After they finished suturing, Dr. Valentine and Dr. Lee performed a cystoscopy (where they visualize inside your ureters and bladder) in order to make sure they didn’t puncture anything during surgery. During the surgery, they had asked for methylene blue to be injected. At this time, they had placed another camera into the bladder to look at the two intersections where the bladder met the ureters for a squirt of the methylene blue (meaning they were intact and undamaged). Dr. Valentine spotted the first one on the right quickly, but we waited for almost two minutes, staring at a very small dot on the screen, to see the second one (when we finally did, people cheered).

I unfortunately had to leave at that time — this was around 1:30 PM — but both the doctors assured me that most of the surgery was finished and they were just going to finish with the suturing. My legs were also killing me, and Dr. Valentine told me that if I ever wanted to be a surgeon, I’d need to be on my feet for hours at a time. I guess I’ll start building my tolerance now.
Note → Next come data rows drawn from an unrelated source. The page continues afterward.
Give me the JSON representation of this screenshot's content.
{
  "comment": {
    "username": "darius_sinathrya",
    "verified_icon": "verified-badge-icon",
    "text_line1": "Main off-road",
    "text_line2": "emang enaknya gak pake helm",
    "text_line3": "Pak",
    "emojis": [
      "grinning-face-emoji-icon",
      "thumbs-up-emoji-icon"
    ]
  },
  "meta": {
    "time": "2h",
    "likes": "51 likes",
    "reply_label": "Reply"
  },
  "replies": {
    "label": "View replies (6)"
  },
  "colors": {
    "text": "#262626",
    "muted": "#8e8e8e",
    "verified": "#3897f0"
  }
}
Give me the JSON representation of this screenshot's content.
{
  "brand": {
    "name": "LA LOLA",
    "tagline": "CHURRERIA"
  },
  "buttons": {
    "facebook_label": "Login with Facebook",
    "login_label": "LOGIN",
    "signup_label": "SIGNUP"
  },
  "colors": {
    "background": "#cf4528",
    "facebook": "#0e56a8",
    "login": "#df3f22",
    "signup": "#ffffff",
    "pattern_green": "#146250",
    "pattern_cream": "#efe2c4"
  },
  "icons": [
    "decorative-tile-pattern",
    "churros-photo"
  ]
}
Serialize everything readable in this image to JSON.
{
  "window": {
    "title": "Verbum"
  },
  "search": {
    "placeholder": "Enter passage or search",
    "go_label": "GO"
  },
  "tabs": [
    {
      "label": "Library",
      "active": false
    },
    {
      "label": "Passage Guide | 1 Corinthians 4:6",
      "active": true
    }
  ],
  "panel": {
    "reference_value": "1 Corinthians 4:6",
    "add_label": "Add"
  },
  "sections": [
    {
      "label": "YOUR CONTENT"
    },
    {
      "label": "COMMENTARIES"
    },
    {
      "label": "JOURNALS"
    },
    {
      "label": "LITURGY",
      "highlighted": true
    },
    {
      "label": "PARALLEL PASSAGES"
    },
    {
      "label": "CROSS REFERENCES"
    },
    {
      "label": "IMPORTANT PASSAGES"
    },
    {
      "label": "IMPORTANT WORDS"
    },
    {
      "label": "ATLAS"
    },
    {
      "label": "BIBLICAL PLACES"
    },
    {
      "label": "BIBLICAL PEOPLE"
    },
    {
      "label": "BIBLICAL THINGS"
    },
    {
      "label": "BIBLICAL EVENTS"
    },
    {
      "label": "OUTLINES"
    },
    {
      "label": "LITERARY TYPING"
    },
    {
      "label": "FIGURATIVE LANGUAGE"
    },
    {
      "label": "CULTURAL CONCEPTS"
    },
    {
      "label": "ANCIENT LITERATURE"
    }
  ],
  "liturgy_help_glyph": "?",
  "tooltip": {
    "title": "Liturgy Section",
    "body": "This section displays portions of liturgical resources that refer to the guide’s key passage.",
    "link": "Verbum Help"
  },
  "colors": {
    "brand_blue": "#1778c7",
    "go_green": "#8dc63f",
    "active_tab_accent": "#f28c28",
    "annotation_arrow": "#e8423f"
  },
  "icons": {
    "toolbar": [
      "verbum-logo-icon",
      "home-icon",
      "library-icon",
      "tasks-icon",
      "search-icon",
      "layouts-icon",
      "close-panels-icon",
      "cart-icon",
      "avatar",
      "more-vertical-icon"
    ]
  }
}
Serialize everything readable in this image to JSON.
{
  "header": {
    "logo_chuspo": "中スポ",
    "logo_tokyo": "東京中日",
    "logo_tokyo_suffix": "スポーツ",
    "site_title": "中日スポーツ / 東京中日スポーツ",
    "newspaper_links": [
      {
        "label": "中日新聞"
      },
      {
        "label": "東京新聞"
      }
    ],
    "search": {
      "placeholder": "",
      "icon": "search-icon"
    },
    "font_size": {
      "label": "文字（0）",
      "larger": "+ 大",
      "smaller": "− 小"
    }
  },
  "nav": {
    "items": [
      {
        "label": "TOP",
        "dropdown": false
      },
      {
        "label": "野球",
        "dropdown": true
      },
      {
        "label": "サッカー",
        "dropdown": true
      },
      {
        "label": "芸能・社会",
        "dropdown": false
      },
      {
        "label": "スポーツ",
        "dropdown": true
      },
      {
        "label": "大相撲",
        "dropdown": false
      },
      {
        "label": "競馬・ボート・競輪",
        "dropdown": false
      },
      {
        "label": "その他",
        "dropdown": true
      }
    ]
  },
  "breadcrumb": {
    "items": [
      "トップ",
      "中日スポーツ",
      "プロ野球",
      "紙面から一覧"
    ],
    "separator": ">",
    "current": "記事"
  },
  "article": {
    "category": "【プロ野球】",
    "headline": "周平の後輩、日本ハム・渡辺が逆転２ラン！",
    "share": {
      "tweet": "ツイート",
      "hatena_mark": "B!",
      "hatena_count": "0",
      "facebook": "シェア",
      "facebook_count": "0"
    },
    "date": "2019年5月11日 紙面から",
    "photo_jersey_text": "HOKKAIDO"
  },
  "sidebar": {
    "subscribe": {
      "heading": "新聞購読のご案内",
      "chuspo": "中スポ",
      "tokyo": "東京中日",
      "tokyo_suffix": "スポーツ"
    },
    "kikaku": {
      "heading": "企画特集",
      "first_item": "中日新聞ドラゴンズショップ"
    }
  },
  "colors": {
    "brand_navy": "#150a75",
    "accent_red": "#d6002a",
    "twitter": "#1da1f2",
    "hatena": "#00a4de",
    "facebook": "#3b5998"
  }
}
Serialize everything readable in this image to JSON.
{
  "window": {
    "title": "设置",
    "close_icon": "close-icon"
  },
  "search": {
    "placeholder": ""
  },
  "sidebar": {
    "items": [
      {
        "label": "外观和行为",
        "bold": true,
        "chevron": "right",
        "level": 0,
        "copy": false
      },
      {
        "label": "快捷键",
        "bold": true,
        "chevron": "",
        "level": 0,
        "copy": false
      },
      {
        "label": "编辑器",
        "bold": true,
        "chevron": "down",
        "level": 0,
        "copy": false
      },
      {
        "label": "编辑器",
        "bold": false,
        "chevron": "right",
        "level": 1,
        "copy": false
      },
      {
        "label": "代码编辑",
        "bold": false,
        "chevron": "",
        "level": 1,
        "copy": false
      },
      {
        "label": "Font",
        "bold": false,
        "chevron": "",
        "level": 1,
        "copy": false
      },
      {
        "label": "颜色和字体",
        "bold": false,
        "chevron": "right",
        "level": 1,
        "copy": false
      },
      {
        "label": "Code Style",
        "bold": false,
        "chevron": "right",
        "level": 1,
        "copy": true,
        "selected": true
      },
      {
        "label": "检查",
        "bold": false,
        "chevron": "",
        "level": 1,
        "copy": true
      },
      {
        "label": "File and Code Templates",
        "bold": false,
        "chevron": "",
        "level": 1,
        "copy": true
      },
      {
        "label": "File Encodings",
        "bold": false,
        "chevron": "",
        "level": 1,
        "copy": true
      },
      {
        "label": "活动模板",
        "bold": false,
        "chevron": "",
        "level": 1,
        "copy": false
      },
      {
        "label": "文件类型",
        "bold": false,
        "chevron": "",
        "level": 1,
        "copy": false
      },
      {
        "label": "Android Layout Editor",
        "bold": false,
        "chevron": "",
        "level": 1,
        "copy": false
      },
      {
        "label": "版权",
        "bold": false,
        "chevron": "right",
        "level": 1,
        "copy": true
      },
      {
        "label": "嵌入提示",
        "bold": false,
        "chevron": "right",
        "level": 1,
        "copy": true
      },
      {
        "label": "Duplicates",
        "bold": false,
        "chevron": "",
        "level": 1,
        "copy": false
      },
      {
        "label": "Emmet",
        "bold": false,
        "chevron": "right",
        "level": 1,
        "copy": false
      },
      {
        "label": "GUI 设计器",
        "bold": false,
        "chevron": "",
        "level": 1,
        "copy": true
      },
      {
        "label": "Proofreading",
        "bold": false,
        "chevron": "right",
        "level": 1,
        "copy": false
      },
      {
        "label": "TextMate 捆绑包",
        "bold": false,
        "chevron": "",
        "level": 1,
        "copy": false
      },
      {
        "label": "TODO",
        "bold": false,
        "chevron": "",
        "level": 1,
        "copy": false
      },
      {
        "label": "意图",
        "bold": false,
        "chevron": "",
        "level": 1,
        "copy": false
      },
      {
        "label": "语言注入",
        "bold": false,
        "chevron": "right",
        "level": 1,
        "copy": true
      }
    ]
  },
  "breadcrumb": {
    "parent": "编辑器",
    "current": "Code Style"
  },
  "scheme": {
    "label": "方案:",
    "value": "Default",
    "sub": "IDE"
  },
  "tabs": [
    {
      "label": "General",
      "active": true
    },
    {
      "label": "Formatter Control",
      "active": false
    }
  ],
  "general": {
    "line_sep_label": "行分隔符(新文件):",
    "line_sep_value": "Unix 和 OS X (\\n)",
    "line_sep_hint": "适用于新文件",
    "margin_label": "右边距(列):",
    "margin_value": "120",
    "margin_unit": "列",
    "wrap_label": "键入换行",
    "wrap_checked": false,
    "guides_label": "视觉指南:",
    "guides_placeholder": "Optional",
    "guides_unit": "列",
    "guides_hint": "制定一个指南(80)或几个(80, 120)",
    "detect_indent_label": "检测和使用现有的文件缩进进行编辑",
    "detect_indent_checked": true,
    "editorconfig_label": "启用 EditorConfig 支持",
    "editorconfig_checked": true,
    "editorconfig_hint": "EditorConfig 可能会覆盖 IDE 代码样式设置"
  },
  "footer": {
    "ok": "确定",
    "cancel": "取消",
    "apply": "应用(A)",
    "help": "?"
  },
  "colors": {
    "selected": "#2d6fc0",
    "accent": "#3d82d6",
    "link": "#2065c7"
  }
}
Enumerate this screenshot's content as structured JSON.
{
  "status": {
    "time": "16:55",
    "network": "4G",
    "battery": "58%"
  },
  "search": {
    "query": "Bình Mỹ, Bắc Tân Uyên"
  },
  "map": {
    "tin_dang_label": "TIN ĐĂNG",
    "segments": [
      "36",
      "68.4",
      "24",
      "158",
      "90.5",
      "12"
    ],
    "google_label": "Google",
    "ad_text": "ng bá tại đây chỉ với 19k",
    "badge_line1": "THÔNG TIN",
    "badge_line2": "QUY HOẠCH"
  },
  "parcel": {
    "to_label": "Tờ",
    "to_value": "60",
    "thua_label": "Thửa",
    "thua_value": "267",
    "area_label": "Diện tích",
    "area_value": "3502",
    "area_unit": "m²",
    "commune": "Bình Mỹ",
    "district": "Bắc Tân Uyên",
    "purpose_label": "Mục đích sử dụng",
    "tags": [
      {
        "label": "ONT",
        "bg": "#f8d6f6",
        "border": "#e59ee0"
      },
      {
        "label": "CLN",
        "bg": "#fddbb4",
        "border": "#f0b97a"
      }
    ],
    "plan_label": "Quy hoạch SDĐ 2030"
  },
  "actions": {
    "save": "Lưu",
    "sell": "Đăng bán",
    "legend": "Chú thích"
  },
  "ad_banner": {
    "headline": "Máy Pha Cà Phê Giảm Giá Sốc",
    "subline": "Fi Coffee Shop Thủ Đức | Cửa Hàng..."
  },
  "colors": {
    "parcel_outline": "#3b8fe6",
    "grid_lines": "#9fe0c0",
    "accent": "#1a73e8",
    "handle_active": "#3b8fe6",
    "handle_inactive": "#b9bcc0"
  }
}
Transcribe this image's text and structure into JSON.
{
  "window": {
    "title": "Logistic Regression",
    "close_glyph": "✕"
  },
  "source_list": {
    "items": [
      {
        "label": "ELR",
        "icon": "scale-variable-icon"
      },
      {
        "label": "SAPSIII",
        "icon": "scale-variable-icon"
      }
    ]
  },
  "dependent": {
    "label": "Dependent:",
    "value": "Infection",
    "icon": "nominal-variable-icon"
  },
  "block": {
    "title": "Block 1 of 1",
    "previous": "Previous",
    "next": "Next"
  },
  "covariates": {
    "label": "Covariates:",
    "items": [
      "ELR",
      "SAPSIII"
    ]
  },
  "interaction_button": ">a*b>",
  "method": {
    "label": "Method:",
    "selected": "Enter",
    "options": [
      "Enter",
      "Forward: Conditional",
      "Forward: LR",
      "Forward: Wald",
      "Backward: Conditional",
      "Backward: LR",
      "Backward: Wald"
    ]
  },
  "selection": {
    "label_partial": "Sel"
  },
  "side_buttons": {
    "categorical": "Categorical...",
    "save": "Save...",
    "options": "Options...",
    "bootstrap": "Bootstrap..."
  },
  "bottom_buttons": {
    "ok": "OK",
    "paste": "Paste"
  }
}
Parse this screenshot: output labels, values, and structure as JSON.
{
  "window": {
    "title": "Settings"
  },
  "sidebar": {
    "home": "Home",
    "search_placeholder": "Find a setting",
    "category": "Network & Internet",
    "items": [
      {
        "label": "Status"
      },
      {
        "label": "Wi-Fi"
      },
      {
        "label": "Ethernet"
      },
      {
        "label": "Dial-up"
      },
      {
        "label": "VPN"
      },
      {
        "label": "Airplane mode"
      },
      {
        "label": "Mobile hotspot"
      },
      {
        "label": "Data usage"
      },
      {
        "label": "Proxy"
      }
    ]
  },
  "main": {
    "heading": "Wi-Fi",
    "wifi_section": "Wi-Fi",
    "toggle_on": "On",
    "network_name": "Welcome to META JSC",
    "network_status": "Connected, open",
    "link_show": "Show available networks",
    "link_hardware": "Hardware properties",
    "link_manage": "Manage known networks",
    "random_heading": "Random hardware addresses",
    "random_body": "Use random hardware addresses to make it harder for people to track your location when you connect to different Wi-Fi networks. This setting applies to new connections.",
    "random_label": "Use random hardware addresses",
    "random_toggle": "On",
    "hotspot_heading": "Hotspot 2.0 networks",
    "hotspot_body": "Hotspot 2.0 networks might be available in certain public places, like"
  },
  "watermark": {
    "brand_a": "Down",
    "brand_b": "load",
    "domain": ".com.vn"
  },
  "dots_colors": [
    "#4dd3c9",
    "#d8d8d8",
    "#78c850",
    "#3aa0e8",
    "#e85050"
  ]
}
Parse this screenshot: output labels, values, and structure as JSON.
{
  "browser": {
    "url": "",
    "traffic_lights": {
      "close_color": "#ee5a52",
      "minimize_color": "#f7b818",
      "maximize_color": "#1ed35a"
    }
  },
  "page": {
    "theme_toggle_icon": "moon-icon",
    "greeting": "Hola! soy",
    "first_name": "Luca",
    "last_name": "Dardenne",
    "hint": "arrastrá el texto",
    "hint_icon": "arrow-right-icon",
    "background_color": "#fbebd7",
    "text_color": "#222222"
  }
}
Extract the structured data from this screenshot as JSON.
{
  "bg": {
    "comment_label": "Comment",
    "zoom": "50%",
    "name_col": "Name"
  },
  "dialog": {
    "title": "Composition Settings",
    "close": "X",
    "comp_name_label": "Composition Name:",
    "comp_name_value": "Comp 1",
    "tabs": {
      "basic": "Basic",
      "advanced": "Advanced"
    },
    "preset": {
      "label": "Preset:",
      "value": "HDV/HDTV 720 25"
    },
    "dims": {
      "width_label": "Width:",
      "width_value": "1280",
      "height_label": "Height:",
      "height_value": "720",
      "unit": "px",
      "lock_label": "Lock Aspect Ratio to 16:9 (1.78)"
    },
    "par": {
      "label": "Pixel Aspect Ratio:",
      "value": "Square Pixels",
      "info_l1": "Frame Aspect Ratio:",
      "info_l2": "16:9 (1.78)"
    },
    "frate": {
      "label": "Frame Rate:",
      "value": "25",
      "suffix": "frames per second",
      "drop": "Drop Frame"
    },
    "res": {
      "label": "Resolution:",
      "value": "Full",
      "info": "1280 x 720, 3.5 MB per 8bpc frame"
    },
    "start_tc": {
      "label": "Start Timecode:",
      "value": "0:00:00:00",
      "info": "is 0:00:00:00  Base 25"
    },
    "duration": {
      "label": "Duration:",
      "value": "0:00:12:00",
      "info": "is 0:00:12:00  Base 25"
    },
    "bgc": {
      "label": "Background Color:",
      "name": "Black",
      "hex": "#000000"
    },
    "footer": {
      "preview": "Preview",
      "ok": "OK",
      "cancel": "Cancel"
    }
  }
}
Overall, the day was super interesting since I got to see a lot of different types of surgeries. I was really excited to see Dr. Valentine actually operating, especially since all of my experience working with him as a chaperone had involved just clinical visits and I only got to hear about the surgical process through numerous pre-op/post-op appointments he had with patients. All the rooms I entered had nurses and doctors who were super welcoming, and all of them were inviting me to get closer to get a better view of what they were actually doing. I was also really grateful for their explanations (and all the answers to my questions) they gave and just how willing they were to teach me about what they did. I look forward to the next month!